Tricia and her husband are young and if together they make prudent financial decisions (and sacrifices) now, including increasing the family income, they will get past this mess and prosper. Otherwise they will continue to be a couple of paychecks away from bankruptcy and foreclosure and Tricia will live with constant financial fear and stress.
I do believe that part of the reason Tricia’s husband works a temp job is because they work in shifts to avoid the cost of daycare. I think if they could find a good paying job like the one that just dinged her husband, that would change.
People do what they can and from what I see, she’s trying manage the situation as best she can. I don’t see a problem continuing to wait for an offer from good full time job to come through before relocating. That seems the responsible thing to do, rather than picking up and moving on the chance that they could find a better job when they arrive.
Remember, a bird in the hand is worth two in the bush and the temp job is holding down the fort right now. (I love a good mangled metaphor!)
Sorry to hear your husband did not get the job he was qualified for. Ironically, I was out of work for (only) two months before getting one that is much better than I was hoping for. As you work through this time of stretching your assets and checking application status every five minutes on the Internet you are moving closer to a better situation. I have often been called Polyanna with my half full glass, but the timing of opportunities is often flawless. Be thankful for what you have. In summary, don’t despair. As Annie says, “The sun will come up, tomorrow.”

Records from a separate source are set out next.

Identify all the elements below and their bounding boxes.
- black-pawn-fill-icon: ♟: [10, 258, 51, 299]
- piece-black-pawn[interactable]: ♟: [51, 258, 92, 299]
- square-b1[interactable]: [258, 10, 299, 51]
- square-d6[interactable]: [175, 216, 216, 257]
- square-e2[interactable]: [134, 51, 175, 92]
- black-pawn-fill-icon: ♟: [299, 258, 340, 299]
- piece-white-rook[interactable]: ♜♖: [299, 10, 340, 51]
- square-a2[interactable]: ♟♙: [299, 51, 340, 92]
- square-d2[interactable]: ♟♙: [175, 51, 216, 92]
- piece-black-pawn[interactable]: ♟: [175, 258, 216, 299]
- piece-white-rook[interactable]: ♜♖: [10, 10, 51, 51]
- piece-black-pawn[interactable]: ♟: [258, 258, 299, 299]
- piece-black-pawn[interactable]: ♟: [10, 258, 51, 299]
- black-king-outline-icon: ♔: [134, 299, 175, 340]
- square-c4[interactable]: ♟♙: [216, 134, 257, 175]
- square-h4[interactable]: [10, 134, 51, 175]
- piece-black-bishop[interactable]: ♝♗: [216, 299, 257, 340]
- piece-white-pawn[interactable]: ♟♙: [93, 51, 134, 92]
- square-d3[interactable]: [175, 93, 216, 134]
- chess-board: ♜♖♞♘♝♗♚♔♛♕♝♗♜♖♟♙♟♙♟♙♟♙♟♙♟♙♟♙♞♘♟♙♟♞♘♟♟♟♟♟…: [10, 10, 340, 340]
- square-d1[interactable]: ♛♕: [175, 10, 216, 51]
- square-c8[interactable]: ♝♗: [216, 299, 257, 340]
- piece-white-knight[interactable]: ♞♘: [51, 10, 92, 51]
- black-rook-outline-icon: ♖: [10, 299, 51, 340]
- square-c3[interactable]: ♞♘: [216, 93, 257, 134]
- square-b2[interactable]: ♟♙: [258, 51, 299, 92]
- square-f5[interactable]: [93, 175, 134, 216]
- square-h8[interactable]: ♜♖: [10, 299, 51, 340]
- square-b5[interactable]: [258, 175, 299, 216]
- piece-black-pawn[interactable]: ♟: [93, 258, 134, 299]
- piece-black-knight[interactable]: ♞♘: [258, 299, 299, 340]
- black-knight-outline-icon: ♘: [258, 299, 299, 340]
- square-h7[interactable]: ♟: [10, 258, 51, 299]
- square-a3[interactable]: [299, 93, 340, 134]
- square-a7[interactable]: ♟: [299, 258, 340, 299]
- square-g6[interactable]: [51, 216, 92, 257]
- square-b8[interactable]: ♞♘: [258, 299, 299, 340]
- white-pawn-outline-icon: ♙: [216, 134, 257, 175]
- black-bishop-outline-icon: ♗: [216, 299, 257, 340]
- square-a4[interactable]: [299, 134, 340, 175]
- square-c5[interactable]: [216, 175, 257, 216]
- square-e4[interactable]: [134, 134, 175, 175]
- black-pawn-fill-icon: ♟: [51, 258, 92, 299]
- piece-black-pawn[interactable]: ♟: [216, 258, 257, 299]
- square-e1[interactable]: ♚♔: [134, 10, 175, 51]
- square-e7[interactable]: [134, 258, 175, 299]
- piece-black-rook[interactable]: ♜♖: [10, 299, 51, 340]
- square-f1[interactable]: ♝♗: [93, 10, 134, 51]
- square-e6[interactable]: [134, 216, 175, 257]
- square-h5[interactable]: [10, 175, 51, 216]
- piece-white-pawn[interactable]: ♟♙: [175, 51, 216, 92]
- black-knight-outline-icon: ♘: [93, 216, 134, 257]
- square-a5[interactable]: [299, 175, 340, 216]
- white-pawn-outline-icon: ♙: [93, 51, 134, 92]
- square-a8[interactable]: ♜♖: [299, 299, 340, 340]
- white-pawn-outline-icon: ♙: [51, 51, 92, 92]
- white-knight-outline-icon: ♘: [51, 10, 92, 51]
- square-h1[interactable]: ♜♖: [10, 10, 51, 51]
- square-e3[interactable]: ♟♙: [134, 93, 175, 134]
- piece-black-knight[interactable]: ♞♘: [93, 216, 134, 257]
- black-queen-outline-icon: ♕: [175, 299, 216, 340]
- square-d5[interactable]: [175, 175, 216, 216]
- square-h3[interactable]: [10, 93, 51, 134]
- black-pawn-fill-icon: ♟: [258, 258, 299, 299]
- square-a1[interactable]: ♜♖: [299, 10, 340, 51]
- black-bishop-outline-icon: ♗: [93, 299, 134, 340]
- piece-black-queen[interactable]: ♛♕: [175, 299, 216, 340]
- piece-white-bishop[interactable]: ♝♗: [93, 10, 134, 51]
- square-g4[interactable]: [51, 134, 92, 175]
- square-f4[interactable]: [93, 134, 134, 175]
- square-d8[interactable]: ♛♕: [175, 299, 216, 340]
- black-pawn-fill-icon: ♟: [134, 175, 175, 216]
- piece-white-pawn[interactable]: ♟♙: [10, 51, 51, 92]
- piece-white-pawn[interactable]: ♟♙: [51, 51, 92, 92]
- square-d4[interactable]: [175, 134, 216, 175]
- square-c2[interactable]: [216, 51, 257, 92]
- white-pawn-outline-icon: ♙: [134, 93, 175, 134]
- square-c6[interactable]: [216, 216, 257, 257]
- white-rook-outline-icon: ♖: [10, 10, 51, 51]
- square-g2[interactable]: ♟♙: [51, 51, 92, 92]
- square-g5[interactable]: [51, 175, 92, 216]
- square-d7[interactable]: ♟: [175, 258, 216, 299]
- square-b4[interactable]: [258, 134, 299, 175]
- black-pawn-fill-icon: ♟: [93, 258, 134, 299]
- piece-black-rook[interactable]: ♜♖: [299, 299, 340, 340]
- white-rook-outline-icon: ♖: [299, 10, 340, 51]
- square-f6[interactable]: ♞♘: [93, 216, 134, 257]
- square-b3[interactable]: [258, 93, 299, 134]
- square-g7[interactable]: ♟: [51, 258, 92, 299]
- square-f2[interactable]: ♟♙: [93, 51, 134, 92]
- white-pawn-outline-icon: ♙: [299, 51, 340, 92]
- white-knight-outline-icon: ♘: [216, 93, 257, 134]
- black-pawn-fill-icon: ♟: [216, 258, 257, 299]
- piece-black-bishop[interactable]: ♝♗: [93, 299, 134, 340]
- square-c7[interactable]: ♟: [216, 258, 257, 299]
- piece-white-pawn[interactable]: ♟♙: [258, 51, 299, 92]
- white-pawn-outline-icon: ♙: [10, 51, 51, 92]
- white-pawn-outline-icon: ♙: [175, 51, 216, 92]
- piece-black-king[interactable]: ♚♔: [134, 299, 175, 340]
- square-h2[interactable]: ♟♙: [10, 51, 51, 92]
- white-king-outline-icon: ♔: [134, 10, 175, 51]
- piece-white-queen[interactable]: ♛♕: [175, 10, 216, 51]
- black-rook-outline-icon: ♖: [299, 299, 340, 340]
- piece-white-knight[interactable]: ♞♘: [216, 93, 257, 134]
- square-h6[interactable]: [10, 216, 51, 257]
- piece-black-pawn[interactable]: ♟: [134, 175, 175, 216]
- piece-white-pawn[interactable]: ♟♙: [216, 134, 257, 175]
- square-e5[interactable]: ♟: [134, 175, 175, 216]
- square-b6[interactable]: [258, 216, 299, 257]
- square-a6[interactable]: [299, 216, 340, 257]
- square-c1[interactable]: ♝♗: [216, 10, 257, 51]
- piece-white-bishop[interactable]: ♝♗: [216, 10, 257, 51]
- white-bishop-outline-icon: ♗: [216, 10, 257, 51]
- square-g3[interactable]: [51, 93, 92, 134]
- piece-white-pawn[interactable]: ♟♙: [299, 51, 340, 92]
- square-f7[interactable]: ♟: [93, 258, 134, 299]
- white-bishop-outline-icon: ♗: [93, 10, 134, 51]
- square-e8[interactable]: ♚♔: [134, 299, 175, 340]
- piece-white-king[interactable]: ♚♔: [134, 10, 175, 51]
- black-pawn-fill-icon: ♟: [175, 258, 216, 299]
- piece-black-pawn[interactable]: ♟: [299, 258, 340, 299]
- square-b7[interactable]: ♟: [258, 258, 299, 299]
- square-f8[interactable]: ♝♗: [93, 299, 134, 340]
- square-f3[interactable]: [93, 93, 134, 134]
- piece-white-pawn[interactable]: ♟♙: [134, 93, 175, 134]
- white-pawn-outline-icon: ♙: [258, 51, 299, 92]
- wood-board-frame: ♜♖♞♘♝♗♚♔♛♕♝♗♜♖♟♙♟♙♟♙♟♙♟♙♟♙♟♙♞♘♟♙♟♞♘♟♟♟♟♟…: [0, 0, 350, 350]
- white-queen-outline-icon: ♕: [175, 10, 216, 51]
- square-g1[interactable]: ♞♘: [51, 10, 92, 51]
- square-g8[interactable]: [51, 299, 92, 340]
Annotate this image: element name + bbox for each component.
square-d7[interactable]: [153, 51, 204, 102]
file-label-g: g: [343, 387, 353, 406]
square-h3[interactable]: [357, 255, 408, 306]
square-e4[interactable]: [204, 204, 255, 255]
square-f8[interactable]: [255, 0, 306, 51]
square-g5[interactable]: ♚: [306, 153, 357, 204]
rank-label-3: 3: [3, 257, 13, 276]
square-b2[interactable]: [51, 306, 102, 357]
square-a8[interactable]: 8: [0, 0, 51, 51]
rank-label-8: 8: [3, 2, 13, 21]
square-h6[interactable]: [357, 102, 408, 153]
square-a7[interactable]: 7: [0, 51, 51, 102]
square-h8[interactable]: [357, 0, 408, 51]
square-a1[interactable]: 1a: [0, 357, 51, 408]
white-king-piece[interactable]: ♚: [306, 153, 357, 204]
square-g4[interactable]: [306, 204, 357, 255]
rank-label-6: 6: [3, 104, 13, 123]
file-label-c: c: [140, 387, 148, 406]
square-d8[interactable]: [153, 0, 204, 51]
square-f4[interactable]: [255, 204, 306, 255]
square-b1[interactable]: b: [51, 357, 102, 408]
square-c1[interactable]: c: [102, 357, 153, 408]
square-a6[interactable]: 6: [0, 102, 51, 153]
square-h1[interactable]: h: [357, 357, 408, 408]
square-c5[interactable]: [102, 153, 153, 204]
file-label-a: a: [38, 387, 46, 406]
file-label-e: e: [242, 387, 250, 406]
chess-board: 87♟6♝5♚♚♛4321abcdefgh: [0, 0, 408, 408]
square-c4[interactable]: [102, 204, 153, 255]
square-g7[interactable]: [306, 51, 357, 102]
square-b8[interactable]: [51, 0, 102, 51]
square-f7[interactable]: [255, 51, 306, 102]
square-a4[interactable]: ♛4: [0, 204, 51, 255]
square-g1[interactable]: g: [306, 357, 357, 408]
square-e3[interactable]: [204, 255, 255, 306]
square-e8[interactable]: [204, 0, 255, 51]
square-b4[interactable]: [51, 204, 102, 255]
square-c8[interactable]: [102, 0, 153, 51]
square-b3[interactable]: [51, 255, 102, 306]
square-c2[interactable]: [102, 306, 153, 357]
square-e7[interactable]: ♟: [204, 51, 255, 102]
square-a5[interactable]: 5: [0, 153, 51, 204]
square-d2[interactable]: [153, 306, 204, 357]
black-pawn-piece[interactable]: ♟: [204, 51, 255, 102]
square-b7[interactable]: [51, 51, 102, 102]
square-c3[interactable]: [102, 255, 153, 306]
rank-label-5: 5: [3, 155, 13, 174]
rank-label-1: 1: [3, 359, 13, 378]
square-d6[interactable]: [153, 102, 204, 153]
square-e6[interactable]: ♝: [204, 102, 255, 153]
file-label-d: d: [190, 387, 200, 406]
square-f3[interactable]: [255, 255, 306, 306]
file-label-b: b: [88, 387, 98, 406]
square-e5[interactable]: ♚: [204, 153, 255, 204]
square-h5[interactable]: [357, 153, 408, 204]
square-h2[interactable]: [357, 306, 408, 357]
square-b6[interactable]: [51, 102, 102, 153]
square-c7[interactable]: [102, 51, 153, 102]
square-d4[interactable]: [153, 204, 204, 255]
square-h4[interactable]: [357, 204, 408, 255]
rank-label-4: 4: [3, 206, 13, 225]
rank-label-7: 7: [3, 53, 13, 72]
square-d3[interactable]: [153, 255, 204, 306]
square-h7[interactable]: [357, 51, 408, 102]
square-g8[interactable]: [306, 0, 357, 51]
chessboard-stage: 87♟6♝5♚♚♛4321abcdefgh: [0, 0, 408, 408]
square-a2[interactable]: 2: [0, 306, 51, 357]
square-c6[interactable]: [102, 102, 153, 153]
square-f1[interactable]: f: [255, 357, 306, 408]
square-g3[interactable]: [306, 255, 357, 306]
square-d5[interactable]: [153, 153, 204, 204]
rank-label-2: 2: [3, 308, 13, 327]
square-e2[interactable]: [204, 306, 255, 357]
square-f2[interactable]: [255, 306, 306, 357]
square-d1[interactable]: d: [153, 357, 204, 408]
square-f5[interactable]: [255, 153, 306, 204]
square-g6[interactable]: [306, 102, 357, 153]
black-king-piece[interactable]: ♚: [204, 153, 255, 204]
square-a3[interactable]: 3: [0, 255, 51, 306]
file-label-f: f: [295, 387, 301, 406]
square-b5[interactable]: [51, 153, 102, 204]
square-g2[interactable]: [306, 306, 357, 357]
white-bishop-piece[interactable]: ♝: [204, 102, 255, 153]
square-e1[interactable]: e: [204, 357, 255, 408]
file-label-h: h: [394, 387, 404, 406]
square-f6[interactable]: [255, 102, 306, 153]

Tricia, I’m also sorry your husband didn’t get the job. I know that you’ve probably thought and prayed about moving and have probably discussed it for hours on end, but … Let me present another point of view. If you are really happy where you live, especially if you have good friends and/or family in the area AND you can at least sustain your lifestyle and pay off your debt, albeit slowly, is moving really the best thing for you? You bought your house for $35K; I put down 25% on our house and it was more than that! A lot of that has to do with where we live (near Baltimore, MD). Your husband may have a full-time job when you move, but your cost of living is liable to go up dramatically, depending on where you end up living. I don’t know what profession he’s in, but is it possible for him to get a job somewhere a couple hours away and work/live there during the week and join you on the weekends for a 2-3 years while you get out of debt and build up savings and then he can quit and come back home and just work part-time? I’m just brainstorming here and don’t know what is feasible for you, but lifestyle, friends, etc., mean a lot and sometimes more than money. If his profession is traditionally subject to a lot of layoffs, it would be a shame to move and then have him lose his job in a couple years.
Good luck with whatever you decide. We moved last December (I’m still trying to figure out why we moved on 12/29!) and it was very stressful even though it was only 2 miles!
Tricia, it probably means a better job is coming, Once I made it to three interviews and thought I had “the job” weeks went by never heard from them, 3 months later I had one interview with another company and landed the job a week later. This new company is much better so I’m glad the first one “wasn’t meant to be”
I am a firm believer in that when one door closes, another opens. I just know that everything will work out in the end.
P.S. Vegas has alot of opportunities! 😉
I would have to agree with debtinseattle when one door closes another will open, so keep your chin up, soon you will be rolling in the income, sort to speak.